El complejo de “la cueva de Valporquero”, tiene una longitud total de 3.120 metros, de los que tan sólo están abiertos al turismo 1.300, correspondiendo al resto la Sima de Perlas y el curso de aguas activo, que por la estrechez de sus galerías son inaccesibles. En el interior la temperatura desciende hasta los 7º C y la humedad tiende a la saturación.

En un primer recorrido por la cueva, destacan varias salas, unas por su tamaño, otras por las formaciones, - estalactitas, estalagmitas y coladas -, que las adornan.
La primera de ellas que encontramos, es la Sala de Pequeñas Maravillas, una orgía de formas, en la que se entremezclan las coladas con las estalactitas y columnas.
Gran Rotonda, a continuación, con una superficie de 5.600 m2 y la altura de su bóveda, nos hace enmudecer y sentirnos minúsculos.
Podemos pasar por la Sala de Hadas, en la que un fuerte descenso y un trecho inclinado, adornado de innumerables estalactitas, nos acompañan hasta el cauce del curso de aguas.

Subiremos al Cementerio Estalagmítico, mudo testigo de la historia pasada de la cueva.
Viene después la Gran Vía, en la que dejaremos nuestra vista perderse recorriendo sus planas paredes, hasta la oscuridad que oculta su techo.
Veremos la Sala de Columna Solitaria, para terminar el recorrido en Grandes Maravillas, donde nuevos y abundantes adornos pétreos, alegrarán nuestra vista.

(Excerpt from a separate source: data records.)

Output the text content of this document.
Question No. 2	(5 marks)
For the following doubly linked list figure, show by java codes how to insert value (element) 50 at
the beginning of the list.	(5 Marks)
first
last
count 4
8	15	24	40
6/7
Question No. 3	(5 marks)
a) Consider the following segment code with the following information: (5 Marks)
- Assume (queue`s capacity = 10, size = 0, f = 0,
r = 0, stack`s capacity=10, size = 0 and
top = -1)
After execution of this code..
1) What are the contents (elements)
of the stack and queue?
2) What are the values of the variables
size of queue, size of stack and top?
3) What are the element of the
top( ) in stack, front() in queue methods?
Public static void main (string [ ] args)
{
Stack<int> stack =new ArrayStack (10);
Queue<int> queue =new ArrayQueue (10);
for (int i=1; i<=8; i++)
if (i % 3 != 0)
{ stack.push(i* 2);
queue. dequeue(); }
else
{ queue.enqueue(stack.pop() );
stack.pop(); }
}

Valporquero es, en resumen, una cueva impresionante por su grandeza, por la alegría de sus formaciones, variedad de formas y por la diversidad de salas que contiene.

Es, sin embargo, una cueva a la que no se puede echar, sin más, una rápida ojeada. Es una cueva a la que deberemos volver, para que ella, poco a poco, nos vaya descubriendo sus rincones, sus menores detalles y para que su aliento, nos haga comprender, que en la Naturaleza, no somos más que una pequeña y efímera parte y que sólo ella perdura, pues con paciencia y tesón, ha conseguido labrar, lo que ahora nosotros admiramos.

Otro buen paseo para los que podeis y os gusta caminar.